Measurement of chlorophyll a fluorescence changes in single plant cells and cell regions in response to electrical stimuli
Biophysics Dep., Faculty of Biology, Lomonosov Moscow State University Leninskie Gory 1/12, Moscow, 119991 Russia email@example.com
Chlorophyll fluorescence is a sensitive indicator of photosynthetic energy conversion in higher plants, algae and bacteria. We applied microscopy-pulse amplitude modulation chlorophyll fluorometer (Microscopy PAM, Walz, Effeltrich, Germany) combined with an Axiovert 25 CFL inverted microscope (Carl Zeiss, Germany) to assess photosynthesis at the subcellular level by chlorophyll fluorescence using the saturation pulse method. The principle of saturation pulse method is as follows. When the weak measuring light is switched on, the minimal fluorescence yield, Fo, is assessed which is characteristic for the dark-adapted state with all PSII reaction centers (RC) being open. Upon application of a brief saturating light pulse, the fluorescence yield of the dark-adapted sample is transiently increased to its maximal level, Fm. The increase of fluorescence yield from Fo to Fm is called variable fluorescence, Fv. When actinic light is turned on, we assess the actual fluorescence F for light-adapted state with PSII RC partly closed; upon application of a saturation pulse, we assess the maximal fluorescence yield Fm’ under illumination. Available information obtained with this approach includes the effective quantum yield of PSII, the so-called Genty parameter ∆F/Fm’ = (Fm’-F)/Fm’ , the relative electron transport rate ETR = ∆F/Fm’ * PFD (where PFD is the photon flux density), minimal and maximal fluorescence, photochemical and non-photochemical quenching (PQ, NPQ respectively).

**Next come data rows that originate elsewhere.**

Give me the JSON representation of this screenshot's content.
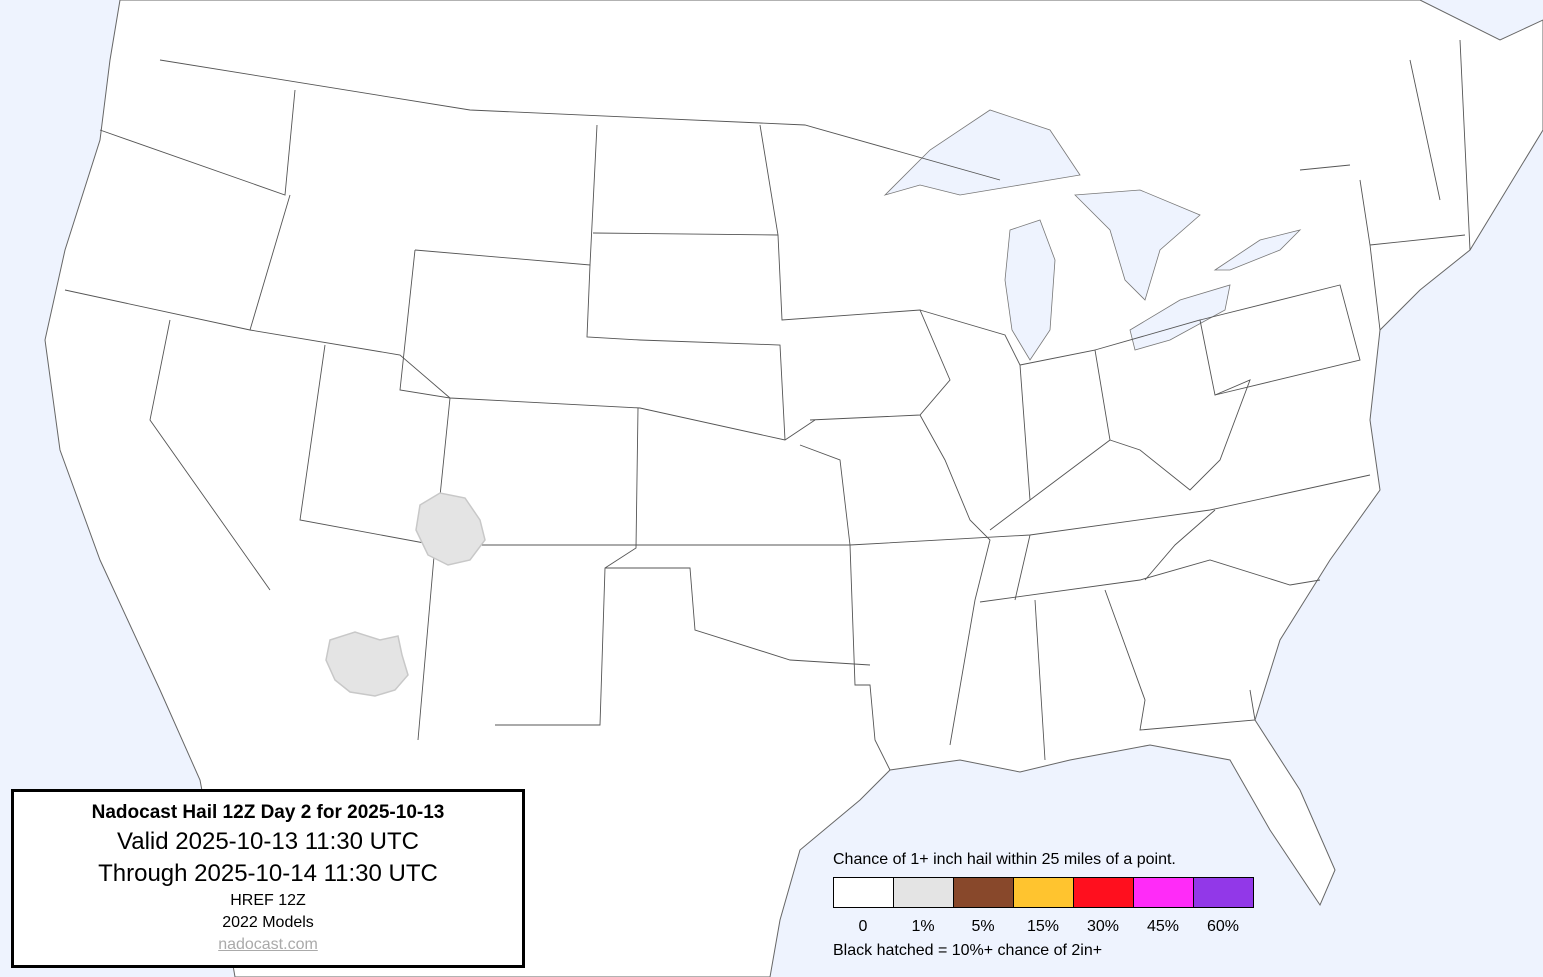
{
  "info_box": {
    "title": "Nadocast Hail 12Z Day 2 for 2025-10-13",
    "valid": "Valid 2025-10-13 11:30 UTC",
    "through": "Through 2025-10-14 11:30 UTC",
    "model": "HREF 12Z",
    "models_year": "2022 Models",
    "link": "nadocast.com"
  },
  "legend": {
    "title": "Chance of 1+ inch hail within 25 miles of a point.",
    "bins": [
      {
        "label": "0",
        "color": "#ffffff"
      },
      {
        "label": "1%",
        "color": "#e4e4e4"
      },
      {
        "label": "5%",
        "color": "#88482b"
      },
      {
        "label": "15%",
        "color": "#ffc42f"
      },
      {
        "label": "30%",
        "color": "#ff0f1e"
      },
      {
        "label": "45%",
        "color": "#ff2bf8"
      },
      {
        "label": "60%",
        "color": "#9238e8"
      }
    ],
    "note": "Black hatched = 10%+ chance of 2in+"
  },
  "map": {
    "ocean_color": "#eef3fe",
    "land_color": "#ffffff",
    "forecast_areas": [
      {
        "region": "four-corners",
        "category": "1%"
      },
      {
        "region": "central-arizona",
        "category": "1%"
      }
    ]
  }
}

Cells of characean algae exposed to illumination arrange photosynthesis in coordinated spatial patterns. Using this method we investigated an impact of a single action potential (AP) on photosynthetic activities in different cell regions in Chara corallina cells. Generation of electrically-induced action potential (AP) in illuminated cells of Chara corallina was found to transiently suppress photosynthesis and give rise to NPQ. The effect of AP on NPQ, most evident at high Fm’, was manifested as a strong long-lived drop of maximum fluorescence (Fm’). The sigmoid dependence of NPQ on PFD shifted after cell excitation towards lower fluence rates. Evidence was obtained that the shift in chlorophyll fluorescence after AP is due to the increase in ∆pH at the thylakoid membranes.